Penny Mordaunt visits RAF Lossiemouth
Penny Mordaunt visits RAF Lossiemouth

The UK’s armed forces minister has visited RAF Lossiemouth to survey the base which has been selected as home to a new fleet of maritime patrol aircraft.

Penny Mordaunt was give a tour around the Moray airfield by station personnel yesterday in the wake of Prime Minister David Cameron’s announcement that it will soon host nine Boeing P-8 Poseidon planes to boost national security.

The decision was made as part of a strategic defence and security review on Monday, when it also emerged that the move would bring hundreds of jobs to Lossiemouth in the coming years.

It is reckoned that the cost of building the crafts and adapting the airbase to accommodate them will cost billions of pounds.

Many commentators have viewed the move as an effort to plug defence gaps the government caused by scrapping Nimrod surveillance jets from RAF Kinloss in 2010.

The armed forces minister said the decision to abandon the Kinloss fleet was one imposed on the then-coalition government by the financial failings of its predecessor.

She added: “There was a lot of sorting out to do when we came into government, and we have now done that.”

The politician also reaffirmed Mr Cameron’s pledge that a third of the fleet would be established on the north-east site by 2020.

She said: “We have recognised that this is a capability we want to bring back, and we are investing in pilots and technical support staff to run those aircraft.

“There will be an increase in staff on the maritime patrol aircraft, with about 400 additional personnel.

“Half of those people will be in place by the end of this parliament and we expect three aircraft to be in service within the next five years.”
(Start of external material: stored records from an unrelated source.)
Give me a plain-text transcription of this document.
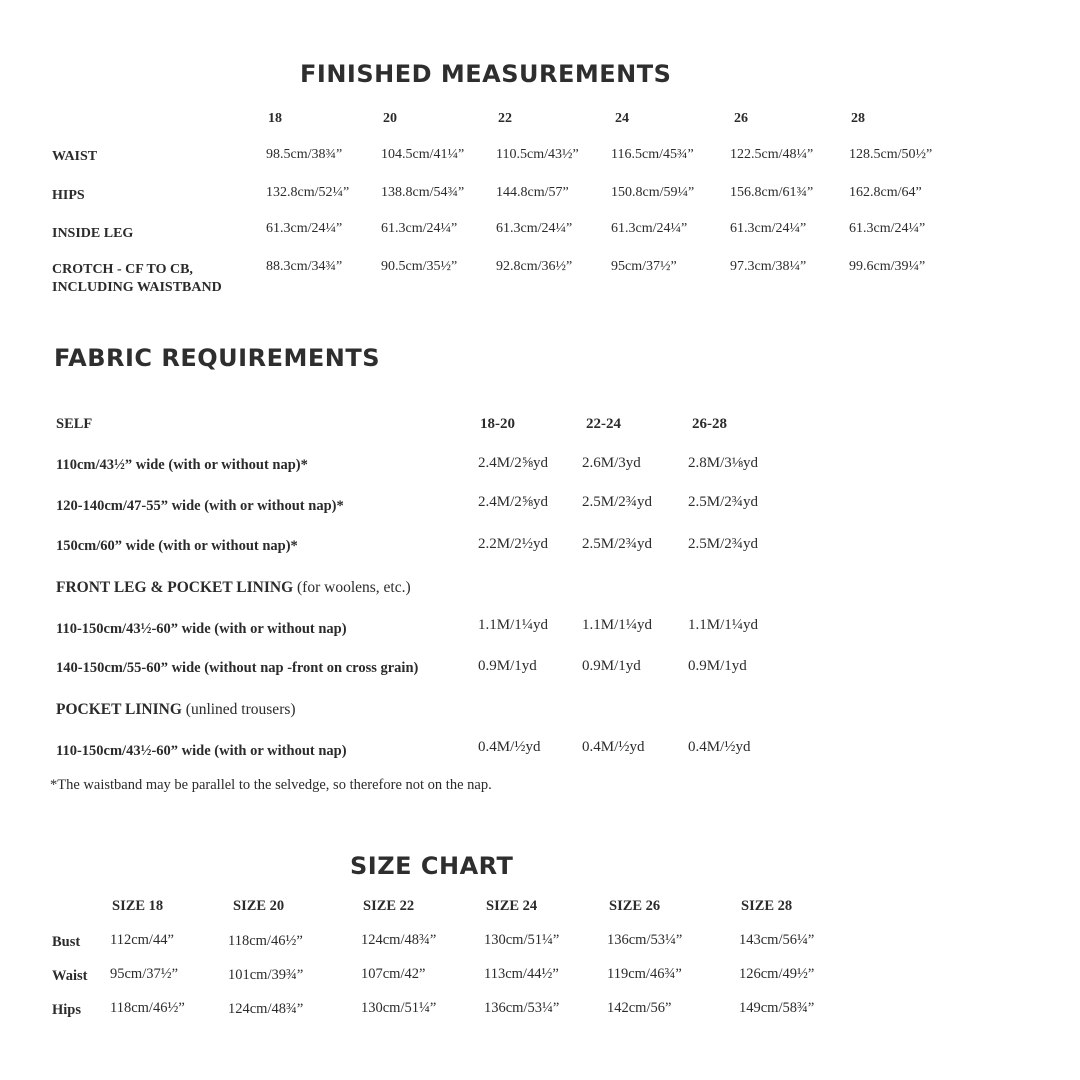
FINISHED MEASUREMENTS
18	20	22	24	26	28
WAIST	98.5cm/38¾”	104.5cm/41¼” 110.5cm/43½” 116.5cm/45¾”	122.5cm/48¼”	128.5cm/50½”
HIPS	132.8cm/52¼” 138.8cm/54¾” 144.8cm/57”	150.8cm/59¼”	156.8cm/61¾”	162.8cm/64”
INSIDE LEG	61.3cm/24¼”	61.3cm/24¼”	61.3cm/24¼”	61.3cm/24¼”	61.3cm/24¼”	61.3cm/24¼”
CROTCH - CF TO CB,
INCLUDING WAISTBAND
88.3cm/34¾”	90.5cm/35½”	92.8cm/36½”	95cm/37½”	97.3cm/38¼”	99.6cm/39¼”
FABRIC REQUIREMENTS
SELF	18-20	22-24	26-28
110cm/43½” wide (with or without nap)*	2.4M/2⅝yd 2.6M/3yd	2.8M/3⅛yd
120-140cm/47-55” wide (with or without nap)*	2.4M/2⅝yd 2.5M/2¾yd 2.5M/2¾yd
150cm/60” wide (with or without nap)*	2.2M/2½yd 2.5M/2¾yd 2.5M/2¾yd
FRONT LEG & POCKET LINING (for woolens, etc.)
110-150cm/43½-60” wide (with or without nap)	1.1M/1¼yd 1.1M/1¼yd 1.1M/1¼yd
140-150cm/55-60” wide (without nap -front on cross grain)	0.9M/1yd	0.9M/1yd	0.9M/1yd
POCKET LINING (unlined trousers)
110-150cm/43½-60” wide (with or without nap)	0.4M/½yd	0.4M/½yd	0.4M/½yd
*The waistband may be parallel to the selvedge, so therefore not on the nap.
SIZE CHART
SIZE 18	SIZE 20	SIZE 22	SIZE 24	SIZE 26	SIZE 28
Bust 112cm/44”	118cm/46½”	124cm/48¾”	130cm/51¼”	136cm/53¼”	143cm/56¼”
Waist 95cm/37½”	101cm/39¾”	107cm/42”	113cm/44½”	119cm/46¾”	126cm/49½”
Hips 118cm/46½”	124cm/48¾”	130cm/51¼”	136cm/53¼”	142cm/56”	149cm/58¾”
Ms Mordaunt, who in May was appointed as the first ever female Minister of State for the Armed Forces, also cast an appreciative eye over RAF Lossiemouth’s fleet of Typhoon jets during the trip.

The presence of four French and Canadian jets at the airfield during the minister’s visit, however, highlighted the need for a return of surveillance aircraft to UK skies.

The jets have been scouring seas around the north of Scotland following reports that a Russian submarine had been spotted off the country’s coast.